Claims asserted under the Americans with Disabilities Act on behalf of disabled individuals visiting dealerships or public places are not new. Recently, however, dealerships have been faced with a new access claim and potential lawsuit: dealerships do not have vehicles equipped specialized “hand controls” to allow disabled persons to test drive the vehicles.

Over the past year, a handful of plaintiffs have filed lawsuits against automobile dealerships in Southern California. The lawsuits follow similar fact patterns. A paraplegic visits a dealership and wants to test drive a vehicle.

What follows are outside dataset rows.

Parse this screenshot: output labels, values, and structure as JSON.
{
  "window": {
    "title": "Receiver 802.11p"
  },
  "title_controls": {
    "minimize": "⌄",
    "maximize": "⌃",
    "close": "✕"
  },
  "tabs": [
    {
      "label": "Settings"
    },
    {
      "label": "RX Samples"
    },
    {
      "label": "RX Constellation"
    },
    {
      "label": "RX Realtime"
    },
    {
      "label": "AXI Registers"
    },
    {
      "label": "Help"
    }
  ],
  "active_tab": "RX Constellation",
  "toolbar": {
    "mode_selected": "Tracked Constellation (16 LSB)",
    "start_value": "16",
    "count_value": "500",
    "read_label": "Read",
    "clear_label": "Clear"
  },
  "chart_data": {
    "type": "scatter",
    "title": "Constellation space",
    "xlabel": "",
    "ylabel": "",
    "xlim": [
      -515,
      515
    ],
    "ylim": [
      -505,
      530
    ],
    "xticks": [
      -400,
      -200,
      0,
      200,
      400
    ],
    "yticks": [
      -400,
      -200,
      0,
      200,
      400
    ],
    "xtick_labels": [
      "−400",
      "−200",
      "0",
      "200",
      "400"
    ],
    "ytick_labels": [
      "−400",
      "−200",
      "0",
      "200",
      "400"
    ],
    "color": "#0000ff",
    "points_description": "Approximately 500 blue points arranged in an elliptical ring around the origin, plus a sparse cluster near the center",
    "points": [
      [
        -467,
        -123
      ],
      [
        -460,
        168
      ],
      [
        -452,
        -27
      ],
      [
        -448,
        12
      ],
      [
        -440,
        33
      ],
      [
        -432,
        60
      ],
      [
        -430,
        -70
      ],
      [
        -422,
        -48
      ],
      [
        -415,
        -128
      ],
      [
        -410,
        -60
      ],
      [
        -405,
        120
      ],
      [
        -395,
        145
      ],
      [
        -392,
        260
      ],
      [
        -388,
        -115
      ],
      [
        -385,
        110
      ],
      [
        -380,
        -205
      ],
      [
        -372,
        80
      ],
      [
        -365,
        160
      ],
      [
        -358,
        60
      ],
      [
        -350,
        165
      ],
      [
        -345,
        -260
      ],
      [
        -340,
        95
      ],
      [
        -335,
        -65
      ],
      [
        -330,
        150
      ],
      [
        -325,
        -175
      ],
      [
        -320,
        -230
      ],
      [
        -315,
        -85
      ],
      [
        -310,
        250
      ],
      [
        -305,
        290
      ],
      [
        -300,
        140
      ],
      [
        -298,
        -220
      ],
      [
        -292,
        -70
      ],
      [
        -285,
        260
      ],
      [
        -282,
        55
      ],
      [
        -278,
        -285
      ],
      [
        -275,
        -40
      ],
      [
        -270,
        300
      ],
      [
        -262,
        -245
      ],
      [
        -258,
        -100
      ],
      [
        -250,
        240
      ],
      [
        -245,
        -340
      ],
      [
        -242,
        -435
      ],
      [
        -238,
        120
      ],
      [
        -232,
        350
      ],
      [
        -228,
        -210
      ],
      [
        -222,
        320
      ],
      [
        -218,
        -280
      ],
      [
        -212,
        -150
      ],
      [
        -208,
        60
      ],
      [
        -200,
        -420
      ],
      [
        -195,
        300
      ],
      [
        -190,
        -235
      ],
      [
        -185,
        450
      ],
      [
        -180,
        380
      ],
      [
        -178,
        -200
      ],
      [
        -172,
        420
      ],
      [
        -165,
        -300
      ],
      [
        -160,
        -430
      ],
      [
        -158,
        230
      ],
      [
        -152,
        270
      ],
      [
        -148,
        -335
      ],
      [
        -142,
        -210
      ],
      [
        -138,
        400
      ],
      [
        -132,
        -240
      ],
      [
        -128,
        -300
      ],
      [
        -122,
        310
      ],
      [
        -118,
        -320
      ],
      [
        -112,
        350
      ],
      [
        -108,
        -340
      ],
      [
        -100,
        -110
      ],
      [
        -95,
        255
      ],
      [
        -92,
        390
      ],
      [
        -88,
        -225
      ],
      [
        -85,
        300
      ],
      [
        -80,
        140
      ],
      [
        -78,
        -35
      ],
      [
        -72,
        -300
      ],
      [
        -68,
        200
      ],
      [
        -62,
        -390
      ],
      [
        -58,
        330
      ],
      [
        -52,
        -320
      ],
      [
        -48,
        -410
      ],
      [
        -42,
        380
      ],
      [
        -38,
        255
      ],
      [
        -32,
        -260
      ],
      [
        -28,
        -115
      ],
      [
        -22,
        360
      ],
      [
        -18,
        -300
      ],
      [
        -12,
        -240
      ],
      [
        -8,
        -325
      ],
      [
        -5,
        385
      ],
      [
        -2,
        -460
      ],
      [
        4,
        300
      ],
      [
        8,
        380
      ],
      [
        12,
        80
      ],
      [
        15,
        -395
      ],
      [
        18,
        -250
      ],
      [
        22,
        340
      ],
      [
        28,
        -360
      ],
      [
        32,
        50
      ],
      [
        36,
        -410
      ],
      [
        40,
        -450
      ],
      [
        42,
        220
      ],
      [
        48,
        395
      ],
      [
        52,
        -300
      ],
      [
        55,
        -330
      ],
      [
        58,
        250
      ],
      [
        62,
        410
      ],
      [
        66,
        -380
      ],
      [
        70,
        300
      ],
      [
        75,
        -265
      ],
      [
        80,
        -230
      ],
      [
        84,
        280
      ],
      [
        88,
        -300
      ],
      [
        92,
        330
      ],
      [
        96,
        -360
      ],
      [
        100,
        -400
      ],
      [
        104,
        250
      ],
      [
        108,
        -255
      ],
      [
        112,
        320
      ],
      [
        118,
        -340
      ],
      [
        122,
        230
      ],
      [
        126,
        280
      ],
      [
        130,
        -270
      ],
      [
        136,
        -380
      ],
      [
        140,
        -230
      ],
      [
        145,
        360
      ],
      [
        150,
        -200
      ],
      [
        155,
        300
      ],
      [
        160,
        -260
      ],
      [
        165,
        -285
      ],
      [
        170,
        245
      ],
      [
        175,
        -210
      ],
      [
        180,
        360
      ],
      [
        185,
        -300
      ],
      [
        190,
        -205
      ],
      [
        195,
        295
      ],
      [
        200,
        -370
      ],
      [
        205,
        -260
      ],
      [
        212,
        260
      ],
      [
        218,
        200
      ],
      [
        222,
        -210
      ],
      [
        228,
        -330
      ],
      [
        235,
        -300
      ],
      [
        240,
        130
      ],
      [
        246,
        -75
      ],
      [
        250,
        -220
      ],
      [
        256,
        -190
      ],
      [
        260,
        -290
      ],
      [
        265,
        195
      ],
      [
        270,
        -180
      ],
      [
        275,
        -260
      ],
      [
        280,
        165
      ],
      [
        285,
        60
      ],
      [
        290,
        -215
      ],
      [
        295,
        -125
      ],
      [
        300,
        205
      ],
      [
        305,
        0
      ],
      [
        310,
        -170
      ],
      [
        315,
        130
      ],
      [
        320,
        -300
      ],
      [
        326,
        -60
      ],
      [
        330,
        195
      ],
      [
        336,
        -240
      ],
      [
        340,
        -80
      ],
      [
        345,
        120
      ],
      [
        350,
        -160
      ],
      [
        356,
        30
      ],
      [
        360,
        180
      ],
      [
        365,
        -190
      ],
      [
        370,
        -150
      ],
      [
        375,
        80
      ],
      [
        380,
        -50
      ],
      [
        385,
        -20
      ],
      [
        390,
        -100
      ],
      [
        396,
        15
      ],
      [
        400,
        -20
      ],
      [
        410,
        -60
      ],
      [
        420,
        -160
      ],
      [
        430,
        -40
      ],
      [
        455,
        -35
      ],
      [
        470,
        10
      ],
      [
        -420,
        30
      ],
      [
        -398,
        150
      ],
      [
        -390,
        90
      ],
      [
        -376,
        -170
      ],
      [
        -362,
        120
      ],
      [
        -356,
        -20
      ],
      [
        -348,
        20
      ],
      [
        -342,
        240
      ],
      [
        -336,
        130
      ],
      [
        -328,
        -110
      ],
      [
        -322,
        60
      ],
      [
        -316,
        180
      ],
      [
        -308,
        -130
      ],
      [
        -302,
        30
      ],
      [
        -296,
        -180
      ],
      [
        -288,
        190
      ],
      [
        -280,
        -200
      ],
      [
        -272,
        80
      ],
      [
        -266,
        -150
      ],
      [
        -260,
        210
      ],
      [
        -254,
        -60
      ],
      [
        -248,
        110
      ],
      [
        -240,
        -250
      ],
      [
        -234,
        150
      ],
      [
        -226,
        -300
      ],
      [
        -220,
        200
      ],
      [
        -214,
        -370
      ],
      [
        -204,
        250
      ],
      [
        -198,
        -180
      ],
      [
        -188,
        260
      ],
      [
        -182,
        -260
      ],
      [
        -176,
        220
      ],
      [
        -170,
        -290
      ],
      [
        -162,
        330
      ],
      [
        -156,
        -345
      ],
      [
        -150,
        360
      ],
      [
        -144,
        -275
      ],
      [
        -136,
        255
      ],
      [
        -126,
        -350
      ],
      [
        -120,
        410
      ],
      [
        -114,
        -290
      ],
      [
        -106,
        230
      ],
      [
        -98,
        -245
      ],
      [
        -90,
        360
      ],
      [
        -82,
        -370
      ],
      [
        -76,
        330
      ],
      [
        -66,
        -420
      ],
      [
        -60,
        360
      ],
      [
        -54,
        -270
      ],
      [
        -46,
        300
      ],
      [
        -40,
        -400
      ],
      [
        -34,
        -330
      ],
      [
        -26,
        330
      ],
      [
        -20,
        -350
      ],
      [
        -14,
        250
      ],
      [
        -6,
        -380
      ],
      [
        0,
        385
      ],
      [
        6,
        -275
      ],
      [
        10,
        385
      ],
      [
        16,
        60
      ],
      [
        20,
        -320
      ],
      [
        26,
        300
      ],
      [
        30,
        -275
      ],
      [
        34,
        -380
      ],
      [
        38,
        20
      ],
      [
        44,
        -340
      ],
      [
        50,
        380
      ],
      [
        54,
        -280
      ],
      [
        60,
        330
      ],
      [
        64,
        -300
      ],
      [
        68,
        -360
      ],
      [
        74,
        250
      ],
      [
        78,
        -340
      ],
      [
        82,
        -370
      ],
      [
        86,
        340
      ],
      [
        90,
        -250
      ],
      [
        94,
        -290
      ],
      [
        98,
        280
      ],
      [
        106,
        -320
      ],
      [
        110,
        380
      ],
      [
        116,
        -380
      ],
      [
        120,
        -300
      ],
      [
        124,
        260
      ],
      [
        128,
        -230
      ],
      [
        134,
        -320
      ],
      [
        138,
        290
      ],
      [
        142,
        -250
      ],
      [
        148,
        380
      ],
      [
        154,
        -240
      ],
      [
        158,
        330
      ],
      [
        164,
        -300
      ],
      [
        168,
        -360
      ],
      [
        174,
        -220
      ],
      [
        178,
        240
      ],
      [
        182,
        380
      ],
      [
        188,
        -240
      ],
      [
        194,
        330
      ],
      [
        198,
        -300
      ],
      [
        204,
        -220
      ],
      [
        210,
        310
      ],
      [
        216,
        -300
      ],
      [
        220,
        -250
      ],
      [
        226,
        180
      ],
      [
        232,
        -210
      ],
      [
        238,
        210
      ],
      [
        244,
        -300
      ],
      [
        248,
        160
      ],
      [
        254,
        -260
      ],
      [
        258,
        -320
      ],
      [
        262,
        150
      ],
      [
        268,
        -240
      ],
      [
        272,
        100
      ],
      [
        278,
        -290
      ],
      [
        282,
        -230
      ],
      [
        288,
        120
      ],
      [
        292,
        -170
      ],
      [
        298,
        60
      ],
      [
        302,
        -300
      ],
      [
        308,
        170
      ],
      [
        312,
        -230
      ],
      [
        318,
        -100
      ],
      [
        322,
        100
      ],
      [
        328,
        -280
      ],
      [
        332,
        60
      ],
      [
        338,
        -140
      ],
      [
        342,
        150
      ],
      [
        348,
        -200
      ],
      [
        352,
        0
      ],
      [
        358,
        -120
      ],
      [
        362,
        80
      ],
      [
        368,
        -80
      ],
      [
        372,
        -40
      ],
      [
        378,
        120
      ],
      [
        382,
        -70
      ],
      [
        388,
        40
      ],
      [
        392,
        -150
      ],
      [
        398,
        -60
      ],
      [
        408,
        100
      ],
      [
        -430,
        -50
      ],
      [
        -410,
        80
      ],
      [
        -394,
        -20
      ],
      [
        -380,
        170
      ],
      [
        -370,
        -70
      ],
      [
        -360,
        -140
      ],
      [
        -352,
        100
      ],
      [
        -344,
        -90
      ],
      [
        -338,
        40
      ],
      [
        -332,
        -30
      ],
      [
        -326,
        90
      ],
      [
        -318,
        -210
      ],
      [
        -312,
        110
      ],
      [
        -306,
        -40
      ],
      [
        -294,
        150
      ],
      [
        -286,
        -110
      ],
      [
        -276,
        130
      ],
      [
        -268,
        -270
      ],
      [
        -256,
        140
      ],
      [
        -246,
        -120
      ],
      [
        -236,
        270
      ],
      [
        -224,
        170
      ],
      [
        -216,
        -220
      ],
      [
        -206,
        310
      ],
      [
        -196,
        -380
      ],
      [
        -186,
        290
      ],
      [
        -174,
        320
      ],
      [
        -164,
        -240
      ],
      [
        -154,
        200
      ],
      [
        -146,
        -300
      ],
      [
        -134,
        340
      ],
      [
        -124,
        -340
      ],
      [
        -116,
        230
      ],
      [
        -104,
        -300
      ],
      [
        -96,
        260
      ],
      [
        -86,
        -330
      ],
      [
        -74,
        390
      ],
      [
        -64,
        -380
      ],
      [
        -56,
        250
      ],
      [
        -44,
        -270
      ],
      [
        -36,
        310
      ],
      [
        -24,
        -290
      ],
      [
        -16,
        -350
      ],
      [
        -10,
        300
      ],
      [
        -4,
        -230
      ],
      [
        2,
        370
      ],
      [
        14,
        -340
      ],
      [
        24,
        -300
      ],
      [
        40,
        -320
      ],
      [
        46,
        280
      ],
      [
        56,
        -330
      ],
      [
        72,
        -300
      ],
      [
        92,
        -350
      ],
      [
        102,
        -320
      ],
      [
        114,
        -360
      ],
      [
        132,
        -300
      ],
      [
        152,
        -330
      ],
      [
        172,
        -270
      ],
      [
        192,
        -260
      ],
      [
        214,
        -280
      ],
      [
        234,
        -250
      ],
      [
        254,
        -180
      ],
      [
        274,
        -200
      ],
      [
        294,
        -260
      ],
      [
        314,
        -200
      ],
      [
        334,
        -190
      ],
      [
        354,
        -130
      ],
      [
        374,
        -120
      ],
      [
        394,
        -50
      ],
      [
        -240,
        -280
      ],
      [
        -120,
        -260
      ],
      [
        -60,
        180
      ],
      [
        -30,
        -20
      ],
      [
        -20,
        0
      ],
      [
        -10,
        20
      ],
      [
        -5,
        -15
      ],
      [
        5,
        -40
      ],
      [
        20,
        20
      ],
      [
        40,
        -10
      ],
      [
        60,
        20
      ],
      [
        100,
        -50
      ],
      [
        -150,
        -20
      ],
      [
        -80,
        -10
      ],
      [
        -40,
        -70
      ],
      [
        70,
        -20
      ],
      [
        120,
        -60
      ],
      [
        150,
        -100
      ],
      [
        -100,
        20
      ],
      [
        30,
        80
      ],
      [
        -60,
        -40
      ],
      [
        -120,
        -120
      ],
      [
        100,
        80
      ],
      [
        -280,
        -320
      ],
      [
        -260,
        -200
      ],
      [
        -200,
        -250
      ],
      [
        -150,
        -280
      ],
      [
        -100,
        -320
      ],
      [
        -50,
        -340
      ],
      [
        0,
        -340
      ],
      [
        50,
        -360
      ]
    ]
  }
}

The dealership is unable to accommodate the request because the vehicle is not equipped with hand control devices to allow the person to drive it.

The dealership also does not have the capability to install such devices, so there is no way to accommodate the paraplegic. The individual then files a lawsuit against the dealership claiming the dealership refused to provide and install hand control devices that would enable persons with disabilities to test drive the dealers’ vehicles.

Complicating the situation, courts are not handling these suits in any uniform fashion. Some courts have dismissed cases finding that dealerships’ vehicles are inventory, rather than components of public access. Because the ADA does not require a business to alter its inventory, dealerships are likewise not required to alter their vehicles. At least one case, however, is proceeding forward. The case is currently on appeal in the United States Court of Appeal for the Ninth Circuit.

Faced with the uncertainty of this potential new access requirement, dealerships have two options to protect themselves: (1) create a plan to accommodate disabled customers, or (2) prepare to defend an ADA lawsuit. To accommodate disabled customers, your dealership should look into the time restraints of acquiring and installing hand controls on a vehicle, and create a policy regarding sufficient notice from a customer to accommodate their request.

Dealerships should communicate this policy to customers and insure their employees are trained to implement it. If the expense to implement such a policy is too costly, a dealership should document its investigation and retain such documentation should any lawsuit arise. The ADA only requires “reasonable” accommodation, and if your dealership decides not to implement an accommodation policy, evidence supporting such a decision is crucial.